In eleven tightly woven chapters that alternate between Renaissance Italy and Tito's Yugoslavia, this novel tells two tales of love, intrigue and betrayal at one and the same time. Here it is
Rimini, 1535, and the Croatian island of Rab, 1948, just days after Tito's momentous break with Stalin. Lives and fates are intertwined, history repeats, nostalgia for home is bittersweet and
undying.
It is the summer of 1995, the war in Bosnia is raging, and the young Bosnian narrator of this story starts out on a tour of an Italian Renaissance castle. He very soon finds himself caught up
in the two tales of passion and intrigue that his Franciscan guide, a refugee like himself, relates. One is the story of Enzo Strecci, a Renaissance poet from Lombardy who has the ill fortune
of falling in love with the wife of Francesco Mardi, his host and protector during a time of Habsburg incursions and espionage. The other is the story of the Franciscan's own ill-fated
passion for the local Communist police commander's daughter during Tito's rupture with Stalinism. Both stories end in tragedy, though one man survives and escapes imprisonment to tell his
tale - to the Bosnian narrator and to us.

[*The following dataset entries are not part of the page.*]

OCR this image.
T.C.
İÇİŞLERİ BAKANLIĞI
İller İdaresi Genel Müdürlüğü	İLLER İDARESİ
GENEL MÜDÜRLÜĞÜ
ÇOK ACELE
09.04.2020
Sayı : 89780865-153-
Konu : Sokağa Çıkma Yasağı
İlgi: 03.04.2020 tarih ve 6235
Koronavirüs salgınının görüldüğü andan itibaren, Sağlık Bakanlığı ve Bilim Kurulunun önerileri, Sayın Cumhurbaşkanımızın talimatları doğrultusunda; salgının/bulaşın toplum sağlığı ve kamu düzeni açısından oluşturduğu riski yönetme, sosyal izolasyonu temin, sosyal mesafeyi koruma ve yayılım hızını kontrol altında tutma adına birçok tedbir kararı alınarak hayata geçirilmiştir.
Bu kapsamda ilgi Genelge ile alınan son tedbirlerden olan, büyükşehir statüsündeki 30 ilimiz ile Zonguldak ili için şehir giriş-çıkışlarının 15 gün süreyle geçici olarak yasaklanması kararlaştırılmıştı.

The intricate and highly innovative framework - "Chapter One," then "Chapter the First," "Chapter Two," then "Chapter the Second," and so forth - is developed with a lightness of touch that
makes for a surprisingly fast read. The major themes are current and compelling. This is a book partly about refugees, partly about the idiocy of love, and partly about the tragic changes of
fortune that political instability routinely bring down on the unsuspecting. It's a carefully constructed work of contemporary literary fiction that manages to be sexy, sophisticated, brutal,
political, and exciting all at once.